Por María Lozano
Lectura: Isaías 58:1-12
Una mujer hablaba muy emocionada a unas amigas acerca del valor de una clase de primeros auxilios a la que había asistido hace poco. Decía: “Justo ayer iba conduciendo, cuando oí un ruido horroroso de un auto que chocó violentamente. Estacioné mi automóvil, corrí hacia el lugar del accidente, dándome cuenta que el auto había chocado contra un poste del alumbrado. Cuando me acerqué para ver si había heridos, vi al conductor ensangrentado. Se me aflojaron las rodillas y no sabía qué hacer. Pero de repente recordé algo que había aprendido en mi curso de primeros auxilios. Inmediatamente me incliné y coloqué la cabeza entre las rodillas… ¡y dio resultado! ¡No me desmayé!”...

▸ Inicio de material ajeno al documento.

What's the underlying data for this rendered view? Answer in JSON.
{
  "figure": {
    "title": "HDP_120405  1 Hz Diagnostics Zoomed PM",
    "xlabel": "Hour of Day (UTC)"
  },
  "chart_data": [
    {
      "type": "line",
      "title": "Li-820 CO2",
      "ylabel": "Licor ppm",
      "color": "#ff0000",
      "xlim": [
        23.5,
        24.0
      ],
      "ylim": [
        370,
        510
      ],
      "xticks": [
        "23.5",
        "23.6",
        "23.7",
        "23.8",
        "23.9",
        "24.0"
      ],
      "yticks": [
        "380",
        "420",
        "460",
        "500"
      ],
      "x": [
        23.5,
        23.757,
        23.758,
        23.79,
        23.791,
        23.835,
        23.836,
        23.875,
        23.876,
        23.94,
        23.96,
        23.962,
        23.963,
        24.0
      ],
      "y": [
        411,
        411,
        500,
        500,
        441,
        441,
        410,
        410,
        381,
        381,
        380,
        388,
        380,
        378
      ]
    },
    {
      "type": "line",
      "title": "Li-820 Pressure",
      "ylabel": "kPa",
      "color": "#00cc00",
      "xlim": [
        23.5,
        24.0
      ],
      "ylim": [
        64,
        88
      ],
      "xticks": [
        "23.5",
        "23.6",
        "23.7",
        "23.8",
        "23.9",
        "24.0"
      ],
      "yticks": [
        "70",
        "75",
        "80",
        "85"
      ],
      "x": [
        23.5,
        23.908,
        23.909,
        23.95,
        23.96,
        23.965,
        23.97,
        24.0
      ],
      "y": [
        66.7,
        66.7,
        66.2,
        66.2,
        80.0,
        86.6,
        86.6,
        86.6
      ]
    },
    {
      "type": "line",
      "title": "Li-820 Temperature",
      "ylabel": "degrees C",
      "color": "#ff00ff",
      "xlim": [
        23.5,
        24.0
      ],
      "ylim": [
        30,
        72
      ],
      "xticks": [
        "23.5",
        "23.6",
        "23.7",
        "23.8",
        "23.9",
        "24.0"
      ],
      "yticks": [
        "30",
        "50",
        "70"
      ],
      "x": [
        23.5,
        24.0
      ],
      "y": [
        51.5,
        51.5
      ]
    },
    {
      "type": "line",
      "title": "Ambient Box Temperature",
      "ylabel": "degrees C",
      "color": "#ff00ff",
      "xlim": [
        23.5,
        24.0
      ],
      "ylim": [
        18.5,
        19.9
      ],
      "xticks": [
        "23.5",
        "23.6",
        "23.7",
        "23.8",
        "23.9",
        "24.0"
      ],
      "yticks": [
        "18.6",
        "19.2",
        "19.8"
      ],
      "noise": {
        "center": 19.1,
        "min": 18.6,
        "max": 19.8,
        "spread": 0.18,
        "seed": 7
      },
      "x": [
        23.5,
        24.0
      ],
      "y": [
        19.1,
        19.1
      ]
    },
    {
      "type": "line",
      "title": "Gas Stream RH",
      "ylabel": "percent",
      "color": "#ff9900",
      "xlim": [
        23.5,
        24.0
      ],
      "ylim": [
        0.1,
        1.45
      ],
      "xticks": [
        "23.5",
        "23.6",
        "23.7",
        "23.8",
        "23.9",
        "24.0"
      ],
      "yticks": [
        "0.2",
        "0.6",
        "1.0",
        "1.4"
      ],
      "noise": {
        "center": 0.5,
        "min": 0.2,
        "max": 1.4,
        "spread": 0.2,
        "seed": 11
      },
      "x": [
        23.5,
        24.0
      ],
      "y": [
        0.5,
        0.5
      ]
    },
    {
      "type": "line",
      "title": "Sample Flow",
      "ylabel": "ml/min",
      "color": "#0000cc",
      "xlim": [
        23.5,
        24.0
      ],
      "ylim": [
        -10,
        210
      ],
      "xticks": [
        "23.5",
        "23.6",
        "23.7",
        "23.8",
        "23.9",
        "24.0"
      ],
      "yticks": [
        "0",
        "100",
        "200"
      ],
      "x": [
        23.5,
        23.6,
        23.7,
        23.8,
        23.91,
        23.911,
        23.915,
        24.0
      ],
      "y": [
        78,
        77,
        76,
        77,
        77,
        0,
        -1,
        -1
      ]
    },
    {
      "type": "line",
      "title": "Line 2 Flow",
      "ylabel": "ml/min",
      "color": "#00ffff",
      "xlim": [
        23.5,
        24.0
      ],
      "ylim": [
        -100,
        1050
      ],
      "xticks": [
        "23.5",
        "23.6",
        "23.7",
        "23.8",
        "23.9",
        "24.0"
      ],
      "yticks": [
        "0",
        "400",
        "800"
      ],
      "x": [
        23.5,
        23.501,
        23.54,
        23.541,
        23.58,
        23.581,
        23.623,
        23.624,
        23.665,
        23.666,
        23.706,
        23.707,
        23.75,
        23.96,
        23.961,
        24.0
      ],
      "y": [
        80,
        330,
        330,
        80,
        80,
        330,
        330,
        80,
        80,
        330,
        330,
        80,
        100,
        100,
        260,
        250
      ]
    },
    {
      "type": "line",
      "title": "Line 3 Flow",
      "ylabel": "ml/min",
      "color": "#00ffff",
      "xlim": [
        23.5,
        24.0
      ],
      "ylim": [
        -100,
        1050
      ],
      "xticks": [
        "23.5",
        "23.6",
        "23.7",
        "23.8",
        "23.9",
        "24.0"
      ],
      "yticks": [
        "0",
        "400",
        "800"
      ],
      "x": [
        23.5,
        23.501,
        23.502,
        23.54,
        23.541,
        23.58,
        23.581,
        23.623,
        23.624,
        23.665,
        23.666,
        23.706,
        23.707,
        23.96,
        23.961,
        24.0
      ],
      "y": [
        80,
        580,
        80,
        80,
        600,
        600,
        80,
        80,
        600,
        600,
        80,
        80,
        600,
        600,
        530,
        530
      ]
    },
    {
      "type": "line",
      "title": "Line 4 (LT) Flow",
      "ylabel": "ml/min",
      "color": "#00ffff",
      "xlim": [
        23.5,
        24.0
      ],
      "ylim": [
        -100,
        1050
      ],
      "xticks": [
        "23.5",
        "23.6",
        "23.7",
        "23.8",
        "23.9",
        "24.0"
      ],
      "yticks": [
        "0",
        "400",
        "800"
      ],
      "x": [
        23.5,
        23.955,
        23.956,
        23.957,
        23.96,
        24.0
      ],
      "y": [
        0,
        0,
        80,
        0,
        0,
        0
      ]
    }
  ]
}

Esa no era la conclusión que esperabas, ¿verdad? De la misma forma, los israelitas no habían comprendido las implicaciones mayores de su adiestramiento espiritual. El profeta Isaías los acusó de mirar por sus propios intereses al tiempo que ignoraban las necesidades de los demás. Su entusiasmo por Dios no era nada más que un ritual vacío. La evidencia condenatoria de su negligencia pecaminosa eran los pobres, los hambrientos y los afligidos que había entre ellos y que seguían estando oprimidos y carentes de ayuda.
La verdadera cristiandad es más que mostrar amor por la sana doctrina y por la adoración correcta. Incluye los primeros auxilios al prójimo, es llevar el mensaje de salvación a quien no lo ha oído, debe haber un equilibrio entre la edificación y la evangelización. Cuando esto no sucede es evidencia de que no estamos llevando a la práctica nuestro entrenamiento.
Cuando de llevar las buenas nuevas a otros se trata, algunos no se detienen ante nada.
¿Tenemos un corazón deseoso de aprender más de Dios, para compartir las innumerables maravillas de nuestro Señor con otros?